What was your path to Partner like?
When I was young, I took a keen interest in business, especially after helping my entrepreneurial father run different bars and leisure facilities around Frome. We were a working-class family and as such, I was the only one of my five siblings to follow the educational path of A Levels through to university. Linked to that, unfortunately I didn’t have a huge amount of guidance for my education, so even then I came out of university not really knowing what I wanted to do for a job, let alone a career.
Thankfully, in a moment of serendipity, I came across CIL and its West Country office. I’d studied business at Bath University, and consulting was on the radar as a potential option given the flexibility it offered. So I went for it, and joined as an Analyst in 2007 in one of the first graduate intake programmes, working my way up over the last 14 years to make Partner.
How did your previous experience prepare you for a role as Partner?
I worked in my family businesses as I grew up, which definitely helped me get to where I am today. I was exposed to the world of work early on and learned how to talk to people, gaining confidence in myself and helping me stand out later down the line.

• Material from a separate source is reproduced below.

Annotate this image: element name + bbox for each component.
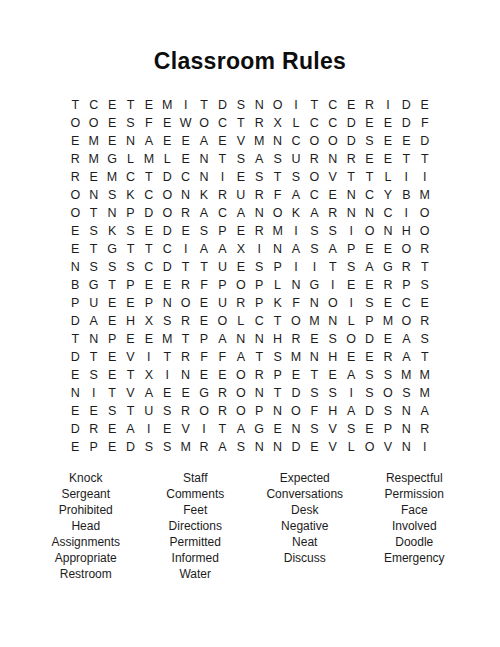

Sports was also a big feature of my life, which helped me gain self-discipline and commitment, alongside further teamwork skills.

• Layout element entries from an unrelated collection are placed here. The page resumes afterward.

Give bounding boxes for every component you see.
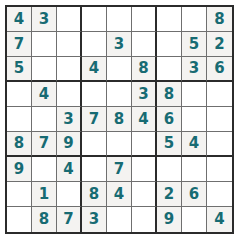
cell-r7c6-empty[interactable] (132, 157, 157, 182)
cell-r3c3-empty[interactable] (57, 57, 82, 82)
cell-r6c1-given: 8 (7, 132, 32, 157)
cell-r7c5-given: 7 (107, 157, 132, 182)
cell-r4c8-empty[interactable] (182, 82, 207, 107)
cell-r4c5-empty[interactable] (107, 82, 132, 107)
cell-r9c1-empty[interactable] (7, 207, 32, 232)
cell-r7c8-empty[interactable] (182, 157, 207, 182)
cell-r7c7-empty[interactable] (157, 157, 182, 182)
cell-r1c7-empty[interactable] (157, 7, 182, 32)
cell-r8c1-empty[interactable] (7, 182, 32, 207)
cell-r5c9-empty[interactable] (207, 107, 232, 132)
cell-r5c4-given: 7 (82, 107, 107, 132)
cell-r6c7-given: 5 (157, 132, 182, 157)
cell-r7c1-given: 9 (7, 157, 32, 182)
cell-r5c8-empty[interactable] (182, 107, 207, 132)
cell-r7c3-given: 4 (57, 157, 82, 182)
cell-r5c5-given: 8 (107, 107, 132, 132)
cell-r6c4-empty[interactable] (82, 132, 107, 157)
cell-r3c4-given: 4 (82, 57, 107, 82)
cell-r3c8-given: 3 (182, 57, 207, 82)
cell-r9c2-given: 8 (32, 207, 57, 232)
cell-r6c6-empty[interactable] (132, 132, 157, 157)
cell-r6c2-given: 7 (32, 132, 57, 157)
cell-r8c6-empty[interactable] (132, 182, 157, 207)
cell-r2c8-given: 5 (182, 32, 207, 57)
cell-r7c4-empty[interactable] (82, 157, 107, 182)
cell-r9c5-empty[interactable] (107, 207, 132, 232)
cell-r3c9-given: 6 (207, 57, 232, 82)
cell-r1c3-empty[interactable] (57, 7, 82, 32)
cell-r6c5-empty[interactable] (107, 132, 132, 157)
cell-r9c7-given: 9 (157, 207, 182, 232)
cell-r3c1-given: 5 (7, 57, 32, 82)
cell-r1c6-empty[interactable] (132, 7, 157, 32)
cell-r2c3-empty[interactable] (57, 32, 82, 57)
cell-r9c4-given: 3 (82, 207, 107, 232)
cell-r4c7-given: 8 (157, 82, 182, 107)
cell-r6c3-given: 9 (57, 132, 82, 157)
cell-r4c3-empty[interactable] (57, 82, 82, 107)
cell-r3c2-empty[interactable] (32, 57, 57, 82)
cell-r8c8-given: 6 (182, 182, 207, 207)
cell-r1c4-empty[interactable] (82, 7, 107, 32)
cell-r4c6-given: 3 (132, 82, 157, 107)
cell-r3c6-given: 8 (132, 57, 157, 82)
cell-r3c5-empty[interactable] (107, 57, 132, 82)
cell-r8c7-given: 2 (157, 182, 182, 207)
page: 43873525483643837846879549471842687394 (0, 0, 240, 240)
cell-r6c9-empty[interactable] (207, 132, 232, 157)
cell-r1c9-given: 8 (207, 7, 232, 32)
cell-r9c3-given: 7 (57, 207, 82, 232)
cell-r6c8-given: 4 (182, 132, 207, 157)
cell-r2c9-given: 2 (207, 32, 232, 57)
cell-r2c7-empty[interactable] (157, 32, 182, 57)
cell-r8c5-given: 4 (107, 182, 132, 207)
cell-r1c8-empty[interactable] (182, 7, 207, 32)
cell-r1c2-given: 3 (32, 7, 57, 32)
cell-r9c6-empty[interactable] (132, 207, 157, 232)
cell-r5c3-given: 3 (57, 107, 82, 132)
cell-r7c9-empty[interactable] (207, 157, 232, 182)
cell-r2c2-empty[interactable] (32, 32, 57, 57)
cell-r9c8-empty[interactable] (182, 207, 207, 232)
cell-r8c3-empty[interactable] (57, 182, 82, 207)
cell-r3c7-empty[interactable] (157, 57, 182, 82)
cell-r8c9-empty[interactable] (207, 182, 232, 207)
cell-r1c1-given: 4 (7, 7, 32, 32)
cell-r5c2-empty[interactable] (32, 107, 57, 132)
cell-r2c6-empty[interactable] (132, 32, 157, 57)
cell-r1c5-empty[interactable] (107, 7, 132, 32)
cell-r2c4-empty[interactable] (82, 32, 107, 57)
cell-r4c1-empty[interactable] (7, 82, 32, 107)
cell-r2c1-given: 7 (7, 32, 32, 57)
cell-r5c1-empty[interactable] (7, 107, 32, 132)
cell-r4c9-empty[interactable] (207, 82, 232, 107)
cell-r5c6-given: 4 (132, 107, 157, 132)
cell-r8c2-given: 1 (32, 182, 57, 207)
cell-r2c5-given: 3 (107, 32, 132, 57)
cell-r4c2-given: 4 (32, 82, 57, 107)
cell-r4c4-empty[interactable] (82, 82, 107, 107)
cell-r7c2-empty[interactable] (32, 157, 57, 182)
cell-r9c9-given: 4 (207, 207, 232, 232)
cell-r8c4-given: 8 (82, 182, 107, 207)
sudoku-board: 43873525483643837846879549471842687394 (5, 5, 234, 234)
cell-r5c7-given: 6 (157, 107, 182, 132)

How did coming from government-funded education influence your approach to your career, if at all?
Given I was the only one of my family to attend university, I took a path that I was not prepared for early on. Impostor syndrome is an issue everybody faces, regardless of where they start, and I have certainly had moments where I felt different from those around me.

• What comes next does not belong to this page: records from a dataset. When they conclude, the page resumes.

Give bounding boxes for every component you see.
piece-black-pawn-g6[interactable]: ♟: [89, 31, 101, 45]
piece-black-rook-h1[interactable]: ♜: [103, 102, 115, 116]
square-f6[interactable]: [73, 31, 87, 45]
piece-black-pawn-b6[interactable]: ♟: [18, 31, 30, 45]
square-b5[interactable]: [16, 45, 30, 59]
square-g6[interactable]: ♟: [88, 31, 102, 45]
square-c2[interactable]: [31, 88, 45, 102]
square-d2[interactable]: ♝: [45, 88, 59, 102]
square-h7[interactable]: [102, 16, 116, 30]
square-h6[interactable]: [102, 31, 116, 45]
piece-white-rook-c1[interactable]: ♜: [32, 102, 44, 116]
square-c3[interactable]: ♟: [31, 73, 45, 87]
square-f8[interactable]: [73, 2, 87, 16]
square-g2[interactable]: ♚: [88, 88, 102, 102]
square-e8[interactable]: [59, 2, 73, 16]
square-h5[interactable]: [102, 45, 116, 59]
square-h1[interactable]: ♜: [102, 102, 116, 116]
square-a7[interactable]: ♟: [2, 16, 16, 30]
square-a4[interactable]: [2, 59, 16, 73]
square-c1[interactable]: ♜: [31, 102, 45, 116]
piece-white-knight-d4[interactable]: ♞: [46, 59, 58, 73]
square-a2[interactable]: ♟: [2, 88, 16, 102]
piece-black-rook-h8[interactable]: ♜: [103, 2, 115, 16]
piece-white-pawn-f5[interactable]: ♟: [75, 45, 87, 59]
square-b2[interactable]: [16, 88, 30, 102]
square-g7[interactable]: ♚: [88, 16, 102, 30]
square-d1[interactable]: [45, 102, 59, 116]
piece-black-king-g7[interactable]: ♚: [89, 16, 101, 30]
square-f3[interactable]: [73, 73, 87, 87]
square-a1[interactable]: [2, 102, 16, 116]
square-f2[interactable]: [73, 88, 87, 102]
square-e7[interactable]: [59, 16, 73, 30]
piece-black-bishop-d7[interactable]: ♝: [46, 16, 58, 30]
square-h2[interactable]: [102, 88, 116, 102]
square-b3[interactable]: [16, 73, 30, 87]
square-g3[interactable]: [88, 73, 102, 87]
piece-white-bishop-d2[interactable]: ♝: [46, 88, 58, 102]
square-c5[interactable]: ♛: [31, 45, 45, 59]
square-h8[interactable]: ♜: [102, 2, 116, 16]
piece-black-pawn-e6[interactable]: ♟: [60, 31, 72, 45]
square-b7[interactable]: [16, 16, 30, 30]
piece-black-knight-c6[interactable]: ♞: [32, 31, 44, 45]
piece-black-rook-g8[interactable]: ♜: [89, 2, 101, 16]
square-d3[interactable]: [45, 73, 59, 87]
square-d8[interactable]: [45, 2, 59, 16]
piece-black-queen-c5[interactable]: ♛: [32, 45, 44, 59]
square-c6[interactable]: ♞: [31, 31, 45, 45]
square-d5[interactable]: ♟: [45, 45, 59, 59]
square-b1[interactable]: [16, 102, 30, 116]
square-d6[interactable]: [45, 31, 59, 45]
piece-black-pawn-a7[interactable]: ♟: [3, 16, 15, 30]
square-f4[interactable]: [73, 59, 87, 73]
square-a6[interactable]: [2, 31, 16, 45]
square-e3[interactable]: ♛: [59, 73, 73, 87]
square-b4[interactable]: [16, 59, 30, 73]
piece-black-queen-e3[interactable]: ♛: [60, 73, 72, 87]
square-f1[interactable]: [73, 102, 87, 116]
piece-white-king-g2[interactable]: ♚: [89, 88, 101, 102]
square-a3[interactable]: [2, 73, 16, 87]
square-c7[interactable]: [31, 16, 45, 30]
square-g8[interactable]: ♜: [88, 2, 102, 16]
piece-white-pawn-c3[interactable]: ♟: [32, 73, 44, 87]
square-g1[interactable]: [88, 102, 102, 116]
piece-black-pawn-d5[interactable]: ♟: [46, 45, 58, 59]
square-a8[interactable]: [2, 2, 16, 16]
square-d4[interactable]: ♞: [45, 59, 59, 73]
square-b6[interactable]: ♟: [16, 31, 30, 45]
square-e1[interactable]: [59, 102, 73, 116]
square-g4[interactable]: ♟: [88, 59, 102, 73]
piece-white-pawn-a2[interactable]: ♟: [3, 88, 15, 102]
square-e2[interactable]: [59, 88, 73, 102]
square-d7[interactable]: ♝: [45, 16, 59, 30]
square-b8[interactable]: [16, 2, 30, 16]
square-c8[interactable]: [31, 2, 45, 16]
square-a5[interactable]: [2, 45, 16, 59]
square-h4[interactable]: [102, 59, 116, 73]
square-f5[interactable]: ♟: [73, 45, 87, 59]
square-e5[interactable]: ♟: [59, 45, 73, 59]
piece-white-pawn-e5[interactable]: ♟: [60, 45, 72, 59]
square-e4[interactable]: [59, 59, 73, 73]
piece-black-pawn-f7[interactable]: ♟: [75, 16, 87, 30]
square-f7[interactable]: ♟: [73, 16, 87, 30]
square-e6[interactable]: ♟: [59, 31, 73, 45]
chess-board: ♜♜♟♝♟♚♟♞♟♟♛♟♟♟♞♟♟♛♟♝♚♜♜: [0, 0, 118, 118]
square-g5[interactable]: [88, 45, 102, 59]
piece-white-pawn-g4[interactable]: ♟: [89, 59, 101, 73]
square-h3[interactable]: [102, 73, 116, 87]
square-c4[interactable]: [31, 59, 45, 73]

However, I think that not having the pressure of a highly focused career path from an early age allowed me to have more of a relaxed view on my own career progression and to mediate the intensity in which I approached that side of my life. I always remain grateful for what I have accomplished, which allows me to focus on doing the best I can in the present, rather than always looking to the next promotion.
It also made me willing to take on many different tasks to learn as much as I could. People around me saw that, which helped me progress my career.
What advice would you give to others wanting to join CIL or get into consulting?
Recognising individual responsibility is paramount. The more you move away from personal responsibility, the more you allow others to take control of your life. This doesn’t mean you should always be pushing at the door but being able to recognise that you are ultimately in charge of your life will help you go further. If something doesn’t go according to plan, figure out what you could have done differently to get a better outcome next time around.
How does CIL support the entry of those from under-privileged backgrounds into consulting?
CIL constantly evaluates where we are under-represented and focuses on making sure that those groups are aware of CIL and can make an informed choice about their future career.
For example, we regularly go to universities near Frome and the South West of England to promote our presence as a consultancy outside of the traditional location of London. We hold regular D&I insight days to introduce people to CIL and give them an open forum to ask questions about carers in consulting. We also work closely with charities like UpReach which focus on boosting social mobility. Through this relationship, we give information and experience to students from less-advantaged backgrounds.